PS. It is worth noting that over the past month, the Mali army, with the support of the Wagner PMC, has liberated more than 15 cities, towns and military bases from French-backed militants in northern Mali. After the failure of plans to organize an intervention in Niger, France is increasingly relying on supporting various militants in order to destabilize countries that have fallen out of its sphere of influence.

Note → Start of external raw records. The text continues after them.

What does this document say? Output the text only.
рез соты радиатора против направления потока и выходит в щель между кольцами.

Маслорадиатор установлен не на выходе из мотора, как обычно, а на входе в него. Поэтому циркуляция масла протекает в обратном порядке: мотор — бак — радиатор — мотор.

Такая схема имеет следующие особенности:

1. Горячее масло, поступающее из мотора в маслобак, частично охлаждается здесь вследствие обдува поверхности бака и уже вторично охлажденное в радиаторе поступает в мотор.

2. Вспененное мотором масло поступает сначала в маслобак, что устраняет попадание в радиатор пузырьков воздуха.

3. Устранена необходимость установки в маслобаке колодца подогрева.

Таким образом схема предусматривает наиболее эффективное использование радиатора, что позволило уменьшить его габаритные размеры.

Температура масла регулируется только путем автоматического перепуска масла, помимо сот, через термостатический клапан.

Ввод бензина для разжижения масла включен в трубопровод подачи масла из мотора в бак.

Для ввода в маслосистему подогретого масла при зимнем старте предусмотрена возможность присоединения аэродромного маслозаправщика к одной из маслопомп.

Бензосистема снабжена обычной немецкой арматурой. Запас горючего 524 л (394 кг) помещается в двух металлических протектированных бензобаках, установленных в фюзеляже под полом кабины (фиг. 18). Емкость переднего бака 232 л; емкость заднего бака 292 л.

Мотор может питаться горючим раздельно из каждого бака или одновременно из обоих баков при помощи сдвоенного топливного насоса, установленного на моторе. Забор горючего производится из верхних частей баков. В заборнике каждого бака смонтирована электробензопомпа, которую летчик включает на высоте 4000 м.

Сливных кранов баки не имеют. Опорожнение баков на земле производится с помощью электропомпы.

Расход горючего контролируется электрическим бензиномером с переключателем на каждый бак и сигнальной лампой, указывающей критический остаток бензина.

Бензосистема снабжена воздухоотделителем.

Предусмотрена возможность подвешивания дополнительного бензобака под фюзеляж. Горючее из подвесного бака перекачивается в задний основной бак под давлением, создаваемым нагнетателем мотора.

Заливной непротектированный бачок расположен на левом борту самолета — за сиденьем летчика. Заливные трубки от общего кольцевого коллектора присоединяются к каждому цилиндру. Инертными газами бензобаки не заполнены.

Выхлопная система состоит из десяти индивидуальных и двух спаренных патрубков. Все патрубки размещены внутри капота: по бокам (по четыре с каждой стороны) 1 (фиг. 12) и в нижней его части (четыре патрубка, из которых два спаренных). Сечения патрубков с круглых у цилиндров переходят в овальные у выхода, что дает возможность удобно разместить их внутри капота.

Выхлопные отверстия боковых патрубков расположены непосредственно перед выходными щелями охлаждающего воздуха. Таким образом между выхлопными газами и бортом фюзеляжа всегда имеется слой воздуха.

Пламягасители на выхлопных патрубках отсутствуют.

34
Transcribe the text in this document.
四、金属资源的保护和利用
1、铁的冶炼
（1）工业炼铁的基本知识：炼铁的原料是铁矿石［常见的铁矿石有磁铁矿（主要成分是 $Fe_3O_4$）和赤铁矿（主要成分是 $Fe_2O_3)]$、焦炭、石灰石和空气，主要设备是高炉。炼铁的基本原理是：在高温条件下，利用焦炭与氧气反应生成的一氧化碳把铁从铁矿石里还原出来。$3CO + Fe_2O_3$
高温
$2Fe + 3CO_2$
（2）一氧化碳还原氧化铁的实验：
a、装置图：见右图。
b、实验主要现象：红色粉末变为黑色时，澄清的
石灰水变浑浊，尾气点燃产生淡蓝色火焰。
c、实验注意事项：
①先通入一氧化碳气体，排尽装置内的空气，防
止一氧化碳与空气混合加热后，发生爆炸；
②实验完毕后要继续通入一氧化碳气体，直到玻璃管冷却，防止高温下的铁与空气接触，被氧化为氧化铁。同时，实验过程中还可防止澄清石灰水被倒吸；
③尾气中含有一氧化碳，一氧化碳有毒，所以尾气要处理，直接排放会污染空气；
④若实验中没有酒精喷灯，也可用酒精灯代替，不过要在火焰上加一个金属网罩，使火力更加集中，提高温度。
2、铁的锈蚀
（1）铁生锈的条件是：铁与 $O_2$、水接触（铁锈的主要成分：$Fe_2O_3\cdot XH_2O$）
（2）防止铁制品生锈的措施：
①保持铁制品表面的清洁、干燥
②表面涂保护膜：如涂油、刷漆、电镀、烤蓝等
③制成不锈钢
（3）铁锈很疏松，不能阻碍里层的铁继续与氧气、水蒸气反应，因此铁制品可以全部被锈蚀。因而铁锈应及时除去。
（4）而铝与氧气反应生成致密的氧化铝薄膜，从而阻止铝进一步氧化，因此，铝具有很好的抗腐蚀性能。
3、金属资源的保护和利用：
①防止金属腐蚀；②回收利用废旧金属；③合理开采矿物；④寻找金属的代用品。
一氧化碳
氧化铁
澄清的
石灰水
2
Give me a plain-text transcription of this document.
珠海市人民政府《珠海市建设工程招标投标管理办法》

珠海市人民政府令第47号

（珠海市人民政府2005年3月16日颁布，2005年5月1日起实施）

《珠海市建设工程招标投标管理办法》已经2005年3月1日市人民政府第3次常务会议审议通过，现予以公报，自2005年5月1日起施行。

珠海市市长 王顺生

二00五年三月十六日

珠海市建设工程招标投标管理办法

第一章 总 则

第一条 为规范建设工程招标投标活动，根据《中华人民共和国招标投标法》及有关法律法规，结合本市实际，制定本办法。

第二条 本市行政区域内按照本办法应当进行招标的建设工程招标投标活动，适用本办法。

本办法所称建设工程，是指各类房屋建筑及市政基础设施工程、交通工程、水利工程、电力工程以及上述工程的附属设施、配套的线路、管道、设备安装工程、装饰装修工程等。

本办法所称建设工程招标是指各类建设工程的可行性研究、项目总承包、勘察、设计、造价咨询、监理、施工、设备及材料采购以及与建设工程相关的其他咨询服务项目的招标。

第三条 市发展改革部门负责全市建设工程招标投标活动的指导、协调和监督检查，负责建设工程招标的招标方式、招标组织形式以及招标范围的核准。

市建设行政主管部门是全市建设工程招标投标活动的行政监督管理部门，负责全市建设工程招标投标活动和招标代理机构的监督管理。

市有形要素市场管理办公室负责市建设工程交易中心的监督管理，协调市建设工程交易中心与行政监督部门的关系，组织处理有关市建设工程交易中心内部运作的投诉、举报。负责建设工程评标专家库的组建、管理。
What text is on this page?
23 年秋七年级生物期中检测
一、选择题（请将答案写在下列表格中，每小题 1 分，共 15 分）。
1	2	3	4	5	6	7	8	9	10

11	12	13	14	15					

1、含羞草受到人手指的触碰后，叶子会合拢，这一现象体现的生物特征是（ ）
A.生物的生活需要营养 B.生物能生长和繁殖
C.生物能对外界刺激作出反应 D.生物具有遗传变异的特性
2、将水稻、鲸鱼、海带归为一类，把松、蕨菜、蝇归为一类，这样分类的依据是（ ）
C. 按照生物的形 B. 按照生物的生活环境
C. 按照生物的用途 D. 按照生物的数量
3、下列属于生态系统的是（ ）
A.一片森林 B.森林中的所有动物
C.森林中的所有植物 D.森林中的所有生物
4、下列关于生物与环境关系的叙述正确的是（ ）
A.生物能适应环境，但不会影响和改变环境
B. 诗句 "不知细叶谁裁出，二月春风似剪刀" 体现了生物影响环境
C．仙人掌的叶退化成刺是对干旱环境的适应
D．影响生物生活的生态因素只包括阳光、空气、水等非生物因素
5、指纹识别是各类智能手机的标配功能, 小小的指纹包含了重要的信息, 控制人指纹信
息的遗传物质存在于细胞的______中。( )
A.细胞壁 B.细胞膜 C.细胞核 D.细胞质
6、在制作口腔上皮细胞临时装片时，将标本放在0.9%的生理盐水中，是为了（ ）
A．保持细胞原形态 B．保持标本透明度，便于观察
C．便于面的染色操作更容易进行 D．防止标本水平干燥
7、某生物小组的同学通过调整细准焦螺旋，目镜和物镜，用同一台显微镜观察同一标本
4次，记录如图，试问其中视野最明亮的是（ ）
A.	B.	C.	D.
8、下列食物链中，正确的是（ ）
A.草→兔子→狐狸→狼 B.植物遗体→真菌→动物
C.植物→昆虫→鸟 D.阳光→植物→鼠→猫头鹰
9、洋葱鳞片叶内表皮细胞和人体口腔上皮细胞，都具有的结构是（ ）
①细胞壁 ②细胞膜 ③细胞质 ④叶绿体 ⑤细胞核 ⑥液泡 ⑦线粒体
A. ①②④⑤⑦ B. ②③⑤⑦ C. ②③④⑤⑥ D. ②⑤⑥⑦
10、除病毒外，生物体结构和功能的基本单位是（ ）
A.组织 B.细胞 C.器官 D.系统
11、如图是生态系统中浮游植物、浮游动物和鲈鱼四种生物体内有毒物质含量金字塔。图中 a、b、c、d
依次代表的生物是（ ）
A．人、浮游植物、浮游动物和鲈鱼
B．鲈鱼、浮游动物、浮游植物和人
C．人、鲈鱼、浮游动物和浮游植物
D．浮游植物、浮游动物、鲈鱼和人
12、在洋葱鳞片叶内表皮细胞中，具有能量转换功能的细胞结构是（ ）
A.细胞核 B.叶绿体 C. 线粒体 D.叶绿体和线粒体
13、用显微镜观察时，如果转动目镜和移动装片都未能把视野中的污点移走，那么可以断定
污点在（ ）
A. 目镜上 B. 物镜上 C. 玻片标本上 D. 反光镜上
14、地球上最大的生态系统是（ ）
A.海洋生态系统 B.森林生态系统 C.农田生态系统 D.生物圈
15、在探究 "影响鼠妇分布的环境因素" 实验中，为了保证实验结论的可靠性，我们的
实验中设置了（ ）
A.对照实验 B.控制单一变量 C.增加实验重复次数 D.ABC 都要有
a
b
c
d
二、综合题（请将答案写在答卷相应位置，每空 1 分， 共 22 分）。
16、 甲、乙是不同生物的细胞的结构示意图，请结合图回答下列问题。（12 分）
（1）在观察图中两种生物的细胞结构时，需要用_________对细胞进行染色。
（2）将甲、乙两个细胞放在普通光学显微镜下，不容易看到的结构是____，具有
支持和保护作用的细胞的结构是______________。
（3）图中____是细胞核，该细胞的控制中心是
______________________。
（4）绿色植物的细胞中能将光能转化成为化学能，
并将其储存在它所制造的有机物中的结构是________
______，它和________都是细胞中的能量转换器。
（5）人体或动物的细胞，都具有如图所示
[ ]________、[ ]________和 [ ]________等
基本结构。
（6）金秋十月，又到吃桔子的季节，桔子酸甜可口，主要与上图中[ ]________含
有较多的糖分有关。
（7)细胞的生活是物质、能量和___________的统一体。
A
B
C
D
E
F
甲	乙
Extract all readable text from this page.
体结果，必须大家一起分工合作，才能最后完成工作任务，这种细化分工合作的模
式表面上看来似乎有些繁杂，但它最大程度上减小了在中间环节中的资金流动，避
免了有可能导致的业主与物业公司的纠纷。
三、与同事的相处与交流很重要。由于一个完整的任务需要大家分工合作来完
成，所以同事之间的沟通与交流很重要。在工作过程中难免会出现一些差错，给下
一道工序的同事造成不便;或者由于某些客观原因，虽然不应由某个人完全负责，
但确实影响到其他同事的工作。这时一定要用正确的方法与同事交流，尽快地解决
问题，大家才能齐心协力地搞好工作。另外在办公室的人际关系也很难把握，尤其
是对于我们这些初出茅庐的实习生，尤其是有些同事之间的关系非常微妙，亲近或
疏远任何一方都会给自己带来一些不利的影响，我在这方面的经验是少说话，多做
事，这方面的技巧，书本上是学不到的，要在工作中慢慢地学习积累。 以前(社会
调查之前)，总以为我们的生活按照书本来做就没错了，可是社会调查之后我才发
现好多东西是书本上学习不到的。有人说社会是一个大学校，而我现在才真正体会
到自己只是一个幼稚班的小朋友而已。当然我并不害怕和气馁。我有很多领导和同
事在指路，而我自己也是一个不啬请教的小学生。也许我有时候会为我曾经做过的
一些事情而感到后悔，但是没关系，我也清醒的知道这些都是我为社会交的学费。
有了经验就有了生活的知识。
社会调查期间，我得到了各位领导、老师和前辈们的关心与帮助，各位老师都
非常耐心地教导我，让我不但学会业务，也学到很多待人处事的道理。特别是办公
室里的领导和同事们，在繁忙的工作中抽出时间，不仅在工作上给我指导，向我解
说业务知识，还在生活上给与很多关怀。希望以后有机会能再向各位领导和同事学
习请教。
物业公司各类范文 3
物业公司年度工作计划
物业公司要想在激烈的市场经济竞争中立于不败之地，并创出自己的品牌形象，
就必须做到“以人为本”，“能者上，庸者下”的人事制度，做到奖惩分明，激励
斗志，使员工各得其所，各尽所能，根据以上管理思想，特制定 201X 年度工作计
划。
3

PS2. By the way, the site itself https://afrinz.ru/category/news/ , which took off on hype after the recent African Forum, is really not bad, there is a lot of different information on African affairs. Previously, it was necessary mainly to monitor what was happening through the profile collection on Twitter and selected channels in Telega.

PS3. By the way, Pushkin reached the Congo.

In the capital of the country, with the help of specialists from Voronezh, they have now established the process of education in Russian. The local population is taught the Russian language, history, culture and geography of Russia.


Posted by:badanov

#5  I have been told the difference between African restaurants in the USA and the ones in Africa is the food.
Posted by: swksvolFF   2023-10-20 18:07  

#4  with us getting the bill

Sure, Herb
Posted by: Frank G   2023-10-20 17:59  

#3  Wot, the Islamic empire in Africa? Tell us more.
Posted by: Ululating Platypus   2023-10-20 17:35  

#2  Empires always crumble because they seize too much territory and the maintenance costs kill them.

But the people paying for it, and the people benefiting from it, are two different groups that don't intersect. Thus it will continue, with us getting the bill.
Posted by: Ulomorong Croting3271   2023-10-20 02:15  

#1  If they didn't have what we gave them, they wouldn't have anything a'tall.